1. Expandir horizontes antes de empreender
Antes de abrir a própria empresa, Mateus defende que é essencial vivenciar diferentes realidades profissionais. Durante a faculdade, realizou diversos trabalhos — da criação de sites a aulas particulares — o que ampliou sua visão sobre produto, mercado e necessidades do cliente.
Segundo ele, a diversidade de experiências se transforma em repertório estratégico na hora de tomar decisões.
2. Trabalhar para alguém é uma escola de gestão
A passagem pelo BTG Pactual foi determinante para sua formação. O empreendedor afirma que aproveitou a experiência no mercado corporativo como laboratório de aprendizado, observando práticas de liderança e gestão.
Ele relata que registrava métodos de feedback e organização adotados por seus superiores para aplicar futuramente no próprio negócio.
3. Escolher o sócio certo é decisivo
Para Mateus, a escolha dos cofundadores pode determinar o sucesso ou o fracasso da empresa.
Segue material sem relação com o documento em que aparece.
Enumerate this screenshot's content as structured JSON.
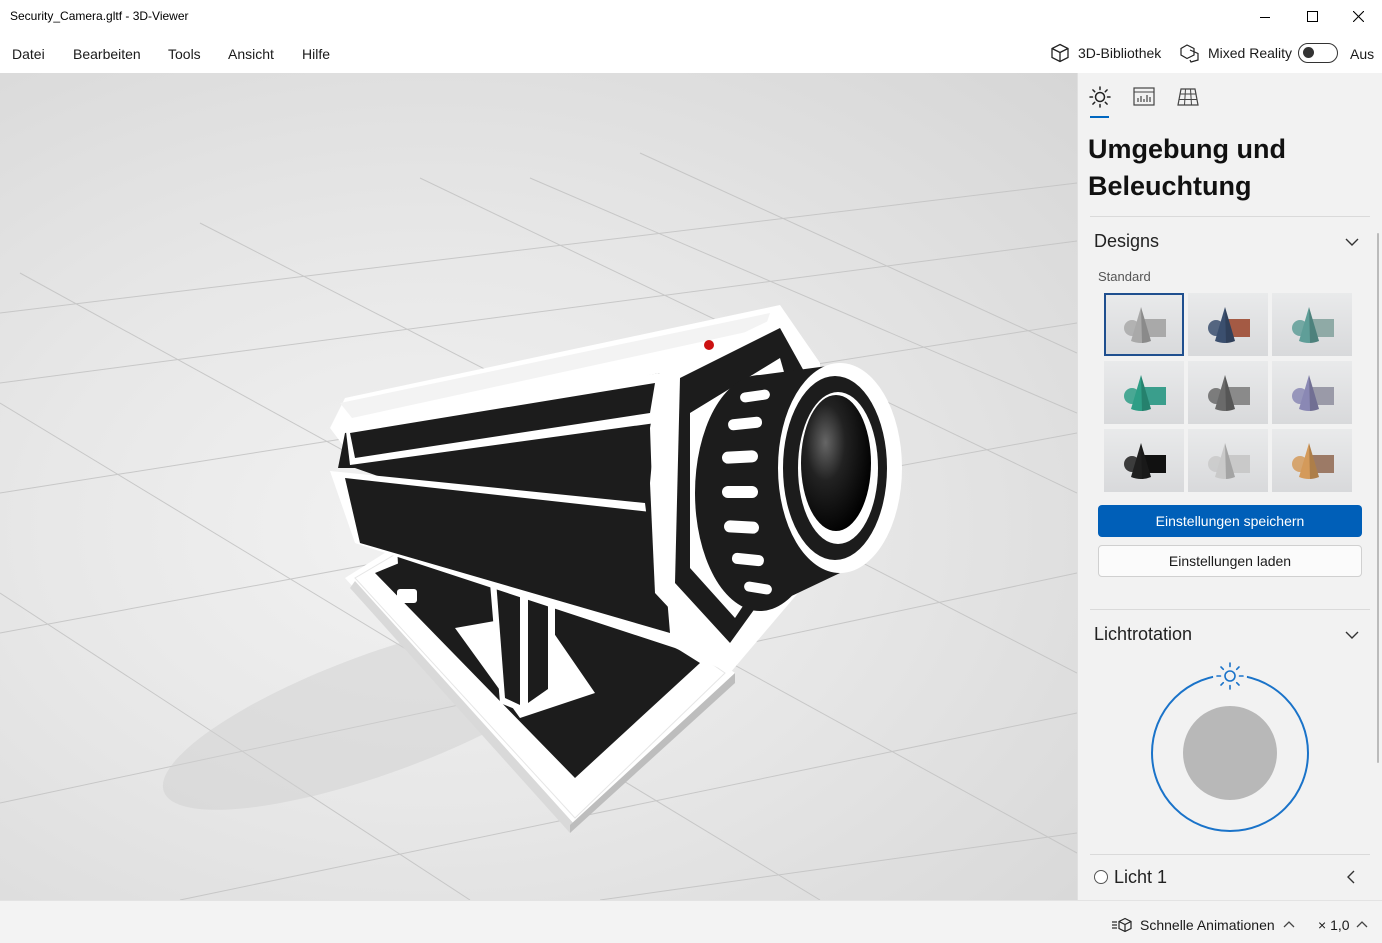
{
  "window": {
    "title": "Security_Camera.gltf - 3D-Viewer",
    "icons": [
      "minimize-icon",
      "maximize-icon",
      "close-icon"
    ]
  },
  "menu": {
    "items": [
      "Datei",
      "Bearbeiten",
      "Tools",
      "Ansicht",
      "Hilfe"
    ],
    "library_label": "3D-Bibliothek",
    "mixed_reality_label": "Mixed Reality",
    "mixed_reality_state": "Aus"
  },
  "panel": {
    "tabs": [
      "sun-icon",
      "stats-icon",
      "grid-icon"
    ],
    "title": "Umgebung und Beleuchtung",
    "designs": {
      "heading": "Designs",
      "subheading": "Standard",
      "selected_index": 0,
      "themes": [
        {
          "shape": "#a9a9a9",
          "box": "#a9a9a9"
        },
        {
          "shape": "#3b4f6e",
          "box": "#a45a44"
        },
        {
          "shape": "#5f9e98",
          "box": "#8faaa6"
        },
        {
          "shape": "#2e9e86",
          "box": "#3a9e8c"
        },
        {
          "shape": "#6a6a6a",
          "box": "#8a8a8a"
        },
        {
          "shape": "#8a88b4",
          "box": "#9a9aa8"
        },
        {
          "shape": "#1f1f1f",
          "box": "#111111"
        },
        {
          "shape": "#c9c9c9",
          "box": "#c9c9c9"
        },
        {
          "shape": "#d49a5a",
          "box": "#9c7a66"
        }
      ],
      "save_label": "Einstellungen speichern",
      "load_label": "Einstellungen laden"
    },
    "light_rotation": {
      "heading": "Lichtrotation",
      "accent": "#1a73c9"
    },
    "light1_label": "Licht 1"
  },
  "status": {
    "animations_label": "Schnelle Animationen",
    "speed_label": "× 1,0"
  },
  "colors": {
    "accent": "#005fb8",
    "panel_bg": "#f2f2f2"
  }
}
Ele destaca que seus parceiros compartilham o mesmo nível de comprometimento e dedicação, inclusive trabalhando juntos em períodos de descanso.
A recomendação é buscar sócios em ambientes de alta performance, onde propósito e ritmo estejam alinhados.
4. Começar de forma não escalável para validar
Antes de investir pesado em tecnologia, a Passabot validou seu modelo manualmente. O objetivo era confirmar se existia demanda real por compra de passagens via WhatsApp.
A lógica, segundo o CEO, é simples: primeiro validar a dor do cliente; depois, escalar com tecnologia.
5. Buscar mentoria e apoio estratégico
Mateus reforça que empreender não precisa ser um caminho solitário. Ter mentores experientes reduz erros e acelera decisões mais assertivas.
Aprender com quem já percorreu o trajeto pode representar economia de tempo e recursos.
6. Priorizar investidores-anjo no início
Na fase inicial, o CEO recomenda buscar investidores-anjo em vez de grandes fundos. Além do capital, esses parceiros costumam oferecer proximidade, orientação prática e apoio na construção da base do negócio.
Grandes fundos, segundo ele, tendem a focar mais em métricas e projeções.
7. Não ser ingênuo na captação
Ao captar recursos, o empreendedor deve avaliar não apenas o valor do aporte, mas também o perfil de quem está entrando na sociedade.
Para Mateus, decisões precipitadas podem resultar em perda de controle ou diluição excessiva da participação societária. “Fundraising não é só sobre o cheque, é sobre quem entra no barco com você”, resume.
As orientações reforçam um ponto central defendido pelo CEO: empreender exige estratégia, preparação e visão de longo prazo. Mais do que uma boa ideia, é a execução consistente que transforma projetos em negócios relevantes no mercado.